The Federal judge overseeing the Celsius case has asked for an investigation to look into whether the firm acted like a Ponzi scheme.

The judge overseeing the Celsius bankruptcy case has ordered the examiner and the official committee of Celsius creditors to determine who will head a probe into whether the firm was operating like a Ponzi scheme.

The order during the Nov. 1 hearing comes in response to allegations from customers that Celsius had used assets of new users to pay yields and facilitate withdrawals to existing users, and as a result, fits the legal definition of a Ponzi scheme.

The judge had approved the appointment of an independent examiner on Sep. 9 to look into aspects of Celsius’ business, following calls for greater transparency into its operations such as its tax payment procedures and why some customers were moved to different accounts.

It is not the first time the embattled lender has been accused of operating like a Ponzi scheme, with decentralized finance (DeFi) protocol KeyFi having alleged that Celsius acts like one when it sued Celsius on July 7.

Celsius had filed for Chapter 11 bankruptcy on July 13, citing a crash in crypto values and poor asset deployment decisions, and the case has been proceeding through the court system since.

In the Nov. 1 hearing, the Federal judge, Martin Glenn, also told Celsius that they would have to include more details in its Oct. 11 motion to pay nearly $3 million to 62 employees as part of a key employee retention plan (KERP), with Law360 quoting the judge as saying:

“I was shocked when I saw the redactions.
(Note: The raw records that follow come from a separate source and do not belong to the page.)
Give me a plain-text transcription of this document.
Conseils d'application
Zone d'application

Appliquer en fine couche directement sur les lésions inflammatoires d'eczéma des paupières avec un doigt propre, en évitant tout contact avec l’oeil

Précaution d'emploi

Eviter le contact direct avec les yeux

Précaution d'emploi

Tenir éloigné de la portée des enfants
I had never seen anyone try to redact everything.”

Glenn is referring to a section within the motion that outlines the participants of the bonus, where every detail relating to the individuals available to the public had been redacted including their salaries and job descriptions.

Related: Core Scientific may consider bankruptcy following uncertain financial condition: Report

The United States Trustee had filed an objection on Oct. 27 to the KERP, taking issue with the lack of identifiable metrics within the motion to warrant such an expensive bonus scheme and that it prevented interested parties from arguing whether some participants could be considered insiders and therefore ineligible for a KERP.